しかし、これも理論上「正しい」内容と判断できるかと言われればとても微妙です。上記の公式手テキストの引用文にもあるように、あくまでもその額が相当であれば、有効なのであって、問題文にあるように有効であると言い切ることはでません。
なお、更新料条項の有効性について、最高裁

賃貸借契約書に一義的かつ具体的に記載された更新料の支払を約する条項は,更新料の額が賃料の額,賃貸借契約が更新される期間等に照らし高額に過ぎるなどの特段の事情がない限り,消費者契約法10条にいう「民法第1条第2項に規定する基本原則に反して消費者の利益を一方的に害するもの」には当たらない。

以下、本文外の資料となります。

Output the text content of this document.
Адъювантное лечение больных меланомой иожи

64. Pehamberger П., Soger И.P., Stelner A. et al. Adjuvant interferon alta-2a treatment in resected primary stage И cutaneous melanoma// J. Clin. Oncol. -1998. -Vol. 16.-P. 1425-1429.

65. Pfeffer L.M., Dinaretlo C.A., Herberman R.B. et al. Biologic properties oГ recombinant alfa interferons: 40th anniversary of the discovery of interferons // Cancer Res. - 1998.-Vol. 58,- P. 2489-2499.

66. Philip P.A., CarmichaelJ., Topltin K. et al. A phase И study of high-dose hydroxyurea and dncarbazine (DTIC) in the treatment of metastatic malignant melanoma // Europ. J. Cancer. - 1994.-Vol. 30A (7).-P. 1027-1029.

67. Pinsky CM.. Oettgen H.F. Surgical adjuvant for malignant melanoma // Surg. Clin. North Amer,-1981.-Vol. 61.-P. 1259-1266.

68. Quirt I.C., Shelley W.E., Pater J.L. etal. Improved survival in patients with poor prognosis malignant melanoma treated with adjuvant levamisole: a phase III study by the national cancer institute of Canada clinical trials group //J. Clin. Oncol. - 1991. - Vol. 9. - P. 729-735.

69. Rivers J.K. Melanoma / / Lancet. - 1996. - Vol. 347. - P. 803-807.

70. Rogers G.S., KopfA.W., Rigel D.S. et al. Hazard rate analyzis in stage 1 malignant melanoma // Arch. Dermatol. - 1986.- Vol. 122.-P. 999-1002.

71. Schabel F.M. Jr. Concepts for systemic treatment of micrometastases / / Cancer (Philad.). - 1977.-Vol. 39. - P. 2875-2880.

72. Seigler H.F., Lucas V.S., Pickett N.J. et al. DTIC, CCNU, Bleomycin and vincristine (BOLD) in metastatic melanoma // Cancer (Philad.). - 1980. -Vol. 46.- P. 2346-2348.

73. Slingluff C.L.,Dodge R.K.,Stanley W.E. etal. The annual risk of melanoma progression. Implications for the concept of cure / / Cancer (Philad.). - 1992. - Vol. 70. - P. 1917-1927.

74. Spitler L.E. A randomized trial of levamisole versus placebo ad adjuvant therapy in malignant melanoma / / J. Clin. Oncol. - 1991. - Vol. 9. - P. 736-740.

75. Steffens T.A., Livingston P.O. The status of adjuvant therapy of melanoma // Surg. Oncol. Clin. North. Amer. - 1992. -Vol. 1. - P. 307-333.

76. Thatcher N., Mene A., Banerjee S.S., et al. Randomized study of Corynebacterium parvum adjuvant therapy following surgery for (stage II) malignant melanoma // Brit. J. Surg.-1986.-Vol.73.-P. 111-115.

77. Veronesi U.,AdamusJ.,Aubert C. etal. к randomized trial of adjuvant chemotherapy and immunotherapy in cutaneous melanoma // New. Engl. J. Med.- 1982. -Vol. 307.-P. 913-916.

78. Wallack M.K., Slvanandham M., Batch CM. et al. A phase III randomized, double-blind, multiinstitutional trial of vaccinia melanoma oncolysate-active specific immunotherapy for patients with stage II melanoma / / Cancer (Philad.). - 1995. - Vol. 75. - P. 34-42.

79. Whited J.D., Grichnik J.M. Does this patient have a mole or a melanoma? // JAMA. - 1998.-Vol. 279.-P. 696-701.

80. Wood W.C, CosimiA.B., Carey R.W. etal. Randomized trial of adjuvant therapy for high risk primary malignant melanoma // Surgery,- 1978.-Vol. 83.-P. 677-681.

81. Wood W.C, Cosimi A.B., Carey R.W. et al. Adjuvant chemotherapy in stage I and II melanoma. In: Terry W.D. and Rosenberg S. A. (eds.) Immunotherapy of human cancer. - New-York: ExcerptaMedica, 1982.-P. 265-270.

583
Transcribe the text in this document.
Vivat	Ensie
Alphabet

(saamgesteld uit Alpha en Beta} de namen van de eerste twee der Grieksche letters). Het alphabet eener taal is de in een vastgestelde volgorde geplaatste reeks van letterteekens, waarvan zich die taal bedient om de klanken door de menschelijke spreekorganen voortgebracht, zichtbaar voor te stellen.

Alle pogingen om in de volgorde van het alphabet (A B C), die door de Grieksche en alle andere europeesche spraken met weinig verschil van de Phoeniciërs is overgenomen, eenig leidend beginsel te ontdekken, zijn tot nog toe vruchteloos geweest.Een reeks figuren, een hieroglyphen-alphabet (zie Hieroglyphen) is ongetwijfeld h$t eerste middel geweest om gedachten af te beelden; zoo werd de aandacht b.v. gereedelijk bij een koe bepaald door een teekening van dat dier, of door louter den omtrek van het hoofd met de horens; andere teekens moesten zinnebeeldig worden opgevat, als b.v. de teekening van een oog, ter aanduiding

と判示しています(平成23年7月15日判例タイムズ1361号89頁)。更新手数料についても同様に判断されるべきでしょう。

 

問38は正解が2つある?

【問 38】賃貸不動産経営管理士「倫理憲章」に関する次の記述のうち、正しいものの組合せはどれか。
ア 秘密を守る義務とは、職務上知り得た秘密を正当な理由なく他に漏らしてはならないことであり、賃貸不動産経営管理士の職務に携わっている間、守らなければならない。
イ 賃貸不動産経営管理士は、自らの能力や知識を超える業務を引き受けてはならない。
ウ 賃貸不動産経営管理士は、常に依頼者の立場で職務を行い、万一紛争等が生じた場合には、誠意をもって、その円満解決に努カしなければならない。
エ 賃貸不動産経営管理士は、公共的使命を常に自覚し、公正な業務を通して、公共の福祉に貢献しなければならない。
1.ア、イ
2.ア、ウ
3.イ、エ
4.ウ、エ


私は、イとエが正しい内容と判断し、3が正解と判断しました。

しかし、アも正しい内容といえます。おそらく、出題者は、退職後も同様に守秘義務を負うので、「職務に携わっている間」だけではないので誤りの内容としようとしたのだと思います。ただ、職務に携わっている間に守秘義務を負うということは誤りではないので、(細かい指摘かもしれませんが)論理的にはアも正しい内容としなければなりません。
そうなると、アとイとエが正しい内容となるので、1と3の両方が正解ということなってしまいます。